立ち上がりから150キロ前後の直球とツーシームを主体に押すと、2巡目以降はチェンジアップやカーブなどの変化球を効果的に織り交ぜながら、
中日打線に的を絞らせなかった。降板後に追いつかれ、来日初勝利はお預けとなったが、7回5安打無四球7奪三振無失点の快投。
新井監督も「100点満点の投球だったと思います。期待通りのピッチングをしてくれた」と評価し、今後に期待が膨らむ来日初登板となった。

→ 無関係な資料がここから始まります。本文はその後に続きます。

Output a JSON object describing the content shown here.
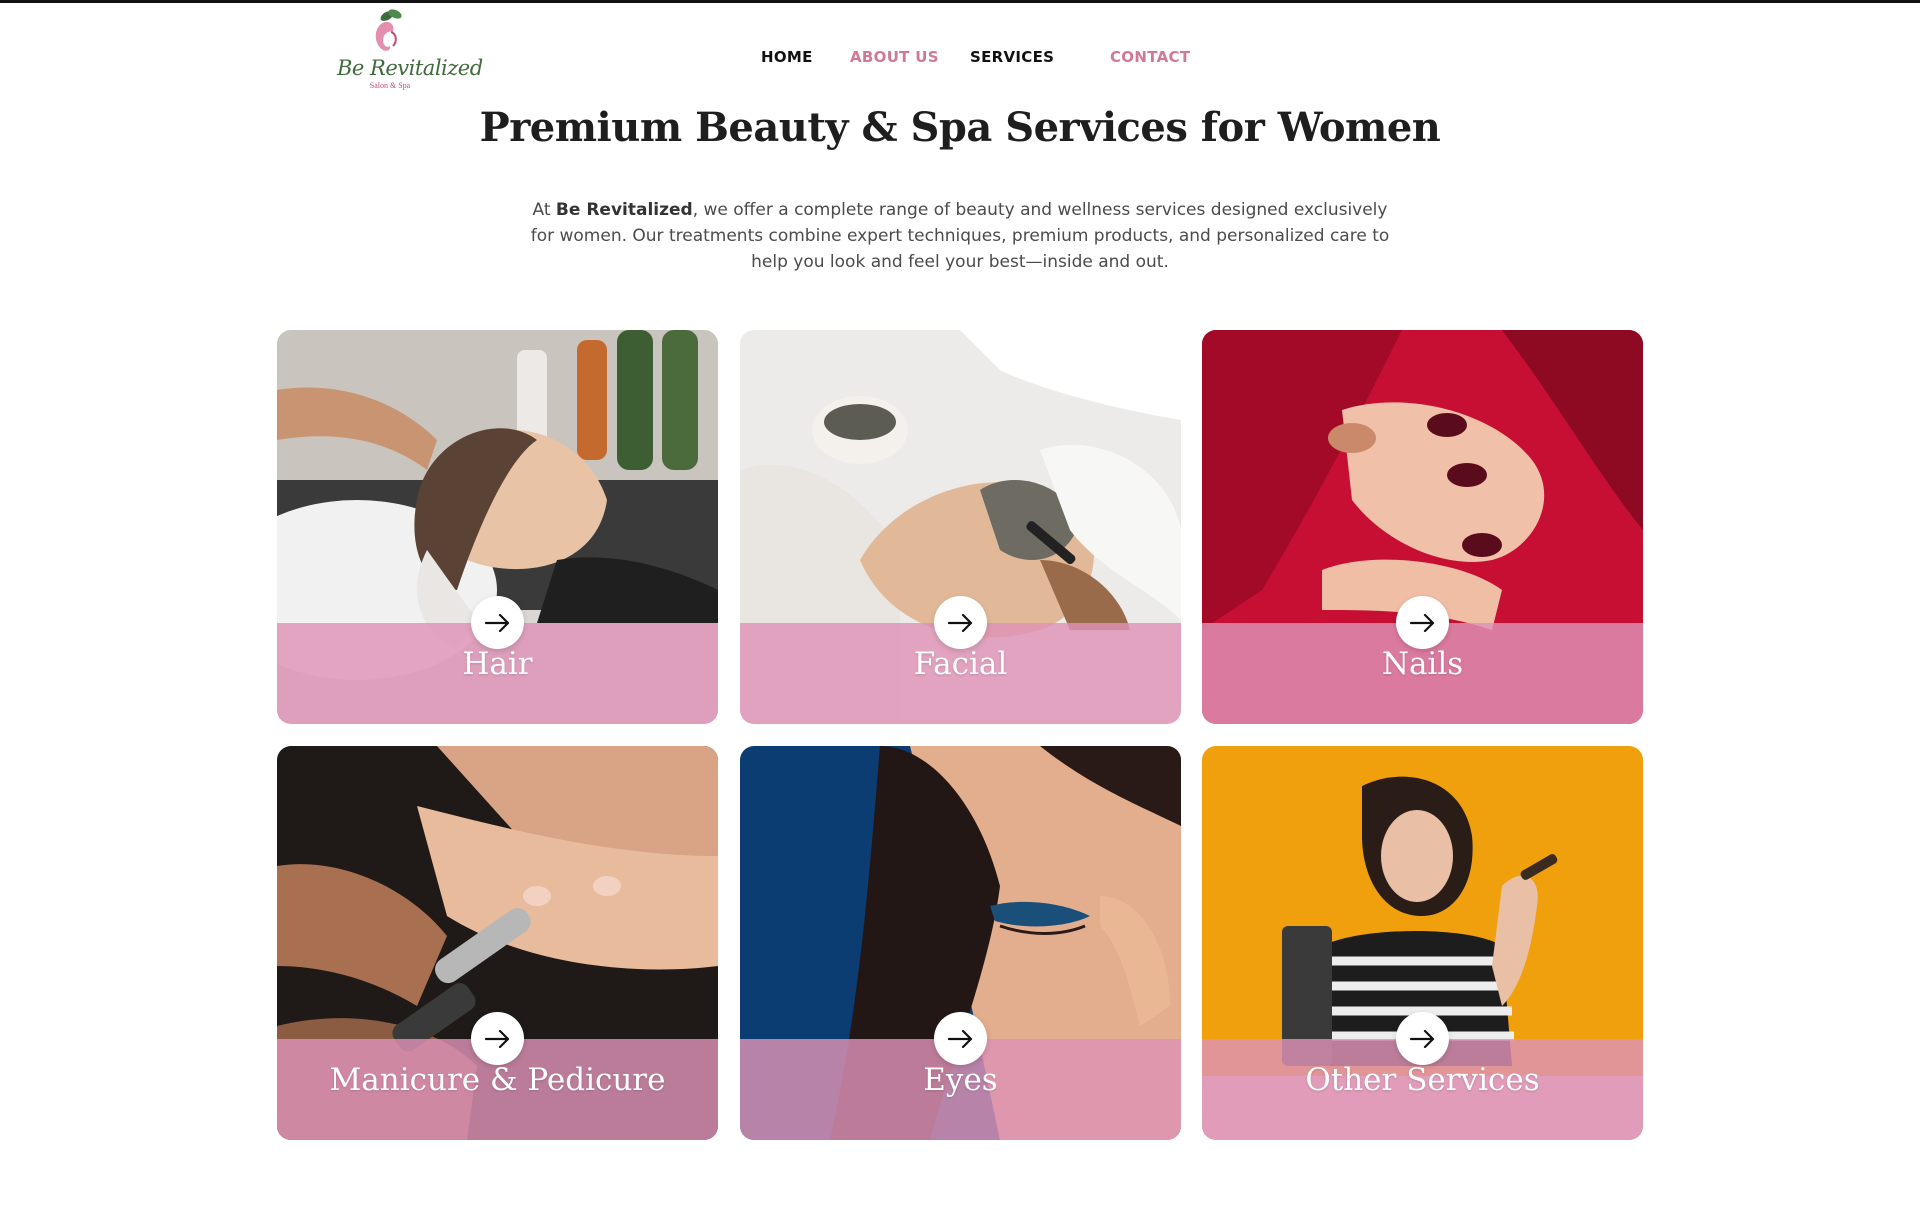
{
  "brand": {
    "name": "Be Revitalized",
    "tagline": "Salon & Spa",
    "logo_colors": [
      "#e58fb0",
      "#3f6b3c"
    ]
  },
  "nav": {
    "items": [
      {
        "label": "HOME",
        "color": "#111111"
      },
      {
        "label": "ABOUT US",
        "color": "#d07894"
      },
      {
        "label": "SERVICES",
        "color": "#111111"
      },
      {
        "label": "CONTACT",
        "color": "#d07894"
      }
    ]
  },
  "hero": {
    "title": "Premium Beauty & Spa Services for Women",
    "intro_prefix": "At ",
    "intro_brand": "Be Revitalized",
    "intro_rest": ", we offer a complete range of beauty and wellness services designed exclusively for women. Our treatments combine expert techniques, premium products, and personalized care to help you look and feel your best—inside and out."
  },
  "services": [
    {
      "label": "Hair",
      "icon": "arrow-right-icon"
    },
    {
      "label": "Facial",
      "icon": "arrow-right-icon"
    },
    {
      "label": "Nails",
      "icon": "arrow-right-icon"
    },
    {
      "label": "Manicure & Pedicure",
      "icon": "arrow-right-icon"
    },
    {
      "label": "Eyes",
      "icon": "arrow-right-icon"
    },
    {
      "label": "Other Services",
      "icon": "arrow-right-icon"
    }
  ],
  "colors": {
    "accent_pink": "#d07894",
    "overlay_pink": "#de92b6",
    "title": "#1e1e1e"
  }
}
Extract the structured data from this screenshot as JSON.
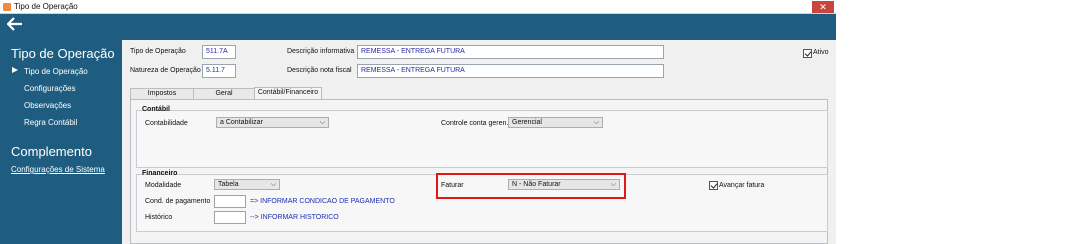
{
  "window": {
    "title": "Tipo de Operação",
    "close_symbol": "✕"
  },
  "topbar": {
    "back_symbol": "🡐"
  },
  "sidebar": {
    "section1_title": "Tipo de Operação",
    "items": [
      {
        "label": "Tipo de Operação",
        "active": true
      },
      {
        "label": "Configurações"
      },
      {
        "label": "Observações"
      },
      {
        "label": "Regra Contábil"
      }
    ],
    "section2_title": "Complemento",
    "link": "Configurações de Sistema"
  },
  "header": {
    "tipo_label": "Tipo de Operação",
    "tipo_value": "511.7A",
    "natureza_label": "Natureza de Operação",
    "natureza_value": "5.11.7",
    "desc_info_label": "Descrição informativa",
    "desc_info_value": "REMESSA - ENTREGA FUTURA",
    "desc_nota_label": "Descrição nota fiscal",
    "desc_nota_value": "REMESSA - ENTREGA FUTURA",
    "ativo_label": "Ativo",
    "ativo_checked": true
  },
  "tabs": [
    {
      "label": "Impostos"
    },
    {
      "label": "Geral"
    },
    {
      "label": "Contábil/Financeiro",
      "active": true
    }
  ],
  "contabil": {
    "title": "Contábil",
    "contabilidade_label": "Contabilidade",
    "contabilidade_value": "a Contabilizar",
    "controle_label": "Controle conta geren.",
    "controle_value": "Gerencial"
  },
  "financeiro": {
    "title": "Financeiro",
    "modalidade_label": "Modalidade",
    "modalidade_value": "Tabela",
    "faturar_label": "Faturar",
    "faturar_value": "N - Não Faturar",
    "avancar_label": "Avançar fatura",
    "avancar_checked": true,
    "cond_label": "Cond. de pagamento",
    "cond_link": "=> INFORMAR CONDICAO DE PAGAMENTO",
    "historico_label": "Histórico",
    "historico_link": "--> INFORMAR HISTORICO"
  },
  "colors": {
    "sidebar_bg": "#1f5d80",
    "highlight": "#e01818",
    "link": "#1c2fb0"
  }
}
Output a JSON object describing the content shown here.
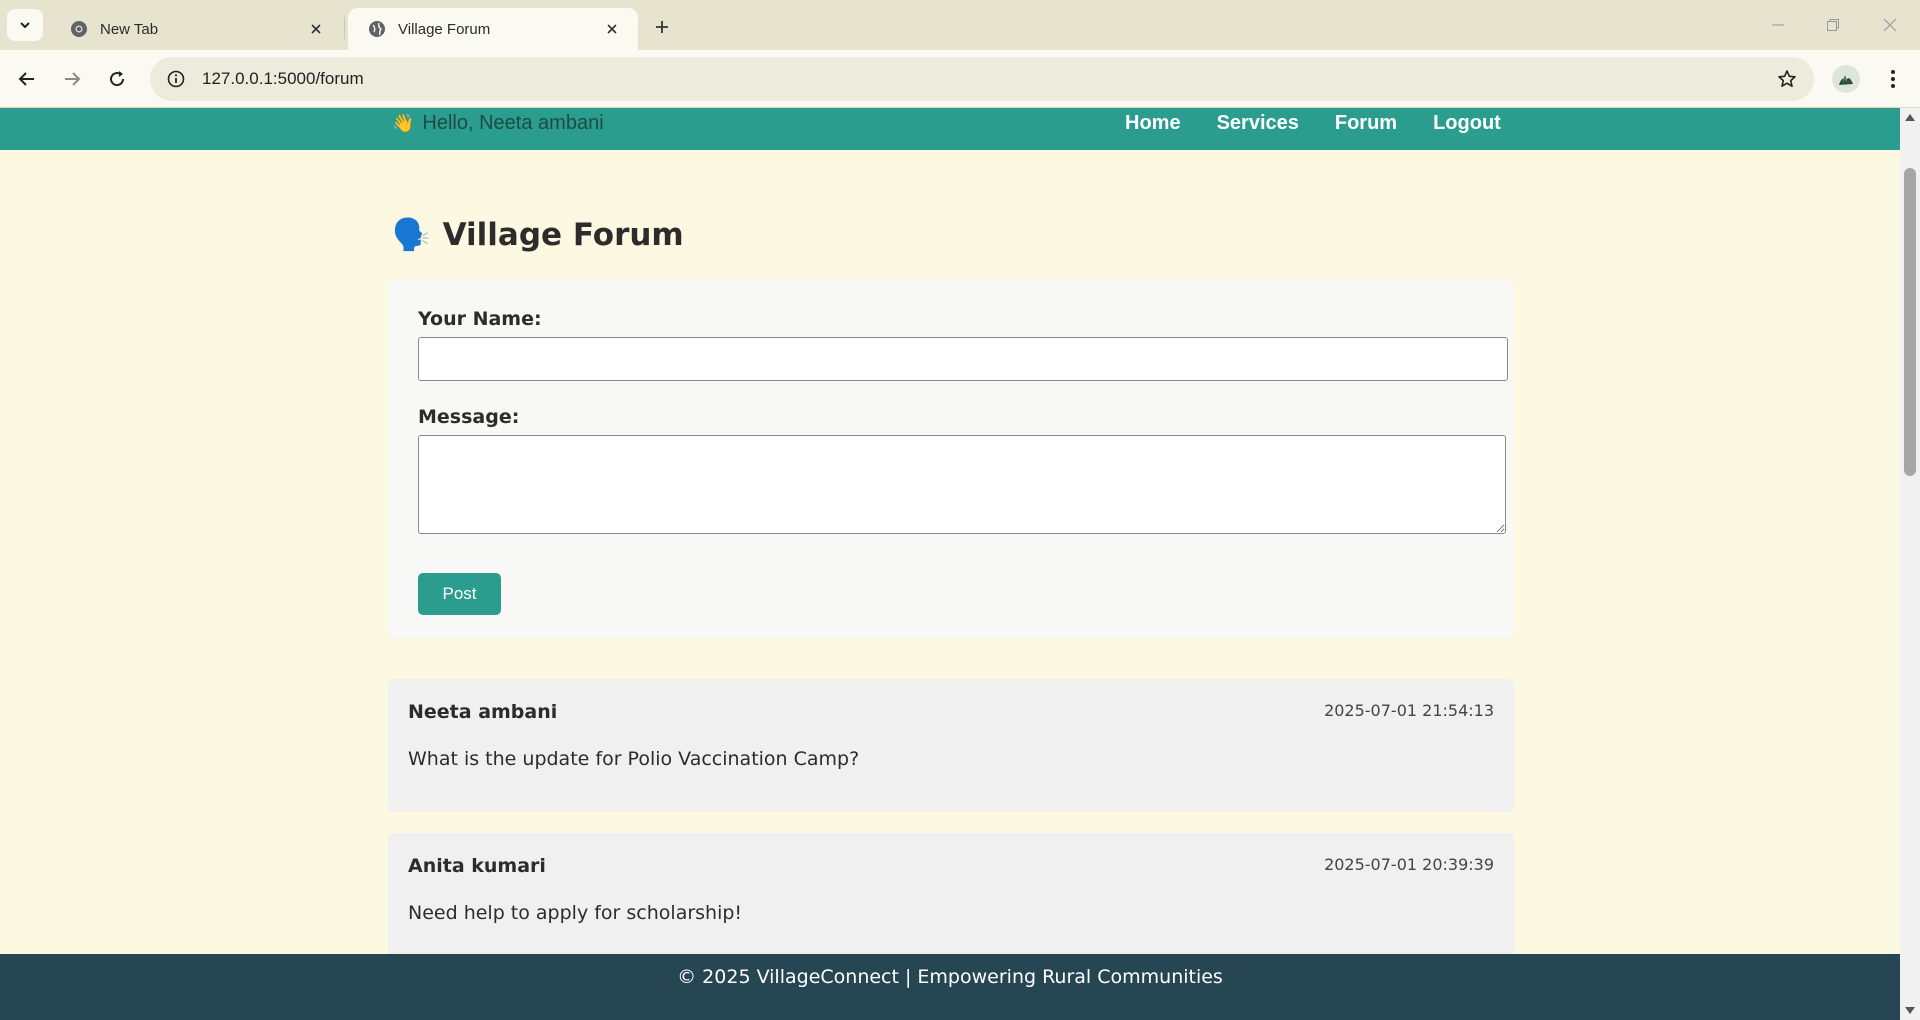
{
  "browser": {
    "tabs": [
      {
        "title": "New Tab",
        "icon": "chrome-icon",
        "active": false
      },
      {
        "title": "Village Forum",
        "icon": "globe-icon",
        "active": true
      }
    ],
    "url": "127.0.0.1:5000/forum"
  },
  "header": {
    "greeting": "Hello, Neeta ambani",
    "greeting_emoji": "👋",
    "nav": [
      {
        "label": "Home"
      },
      {
        "label": "Services"
      },
      {
        "label": "Forum"
      },
      {
        "label": "Logout"
      }
    ],
    "bg_color": "#2a9d8f"
  },
  "page": {
    "title": "Village Forum",
    "title_emoji": "🗣️"
  },
  "form": {
    "name_label": "Your Name:",
    "name_value": "",
    "message_label": "Message:",
    "message_value": "",
    "submit_label": "Post"
  },
  "posts": [
    {
      "author": "Neeta ambani",
      "timestamp": "2025-07-01 21:54:13",
      "message": "What is the update for Polio Vaccination Camp?"
    },
    {
      "author": "Anita kumari",
      "timestamp": "2025-07-01 20:39:39",
      "message": "Need help to apply for scholarship!"
    }
  ],
  "footer": {
    "text": "© 2025 VillageConnect | Empowering Rural Communities",
    "bg_color": "#264653"
  }
}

オープン戦では失点する場面も見られた。春季キャンプ期間中の2月22日の
日本ハム戦(名護)は2回無失点で滑り出すも、3月1日の
楽天戦(倉敷)は4回1失点。教育リーグでの調整登板を経て迎えた同21日
ソフトバンク戦(みずほPayPay)も5回8安打1失点だった。
ただ、調整に重きを置いた狙いがあった。最終調整後には「アドレナ
リンがちょっと出すぎていた。出力を抑えてしっかりと制球できるように。あとは高低も気を付けたい」と総括。確認すべきことをすべて終えた充実感がにじんだ。
2度目の登板となった4月4日の
阪神戦(マツダ広島)は5回2失点も勝敗付かず、同11日の
DeNA戦(横浜)では4回4失点と打ち込まれて初黒星を喫した。
しかし、日本での滑り出しは悪くない。
近年の低迷は、若手の伸び悩みとともに、先発外国人投手の不振も一因だった。外国人投手が先発に定着したのは2020年まで6年在籍したジョンソンが最後。
新井監督就任後は昨季の
ドミンゲスが先発5試合、24年の
ハッチも同5試合、23年の
アンダーソンは同6試合に終わった。
ターノックが長年の課題でもある「外国人先発の穴」を埋める存在となれば、より安定した戦いが望める。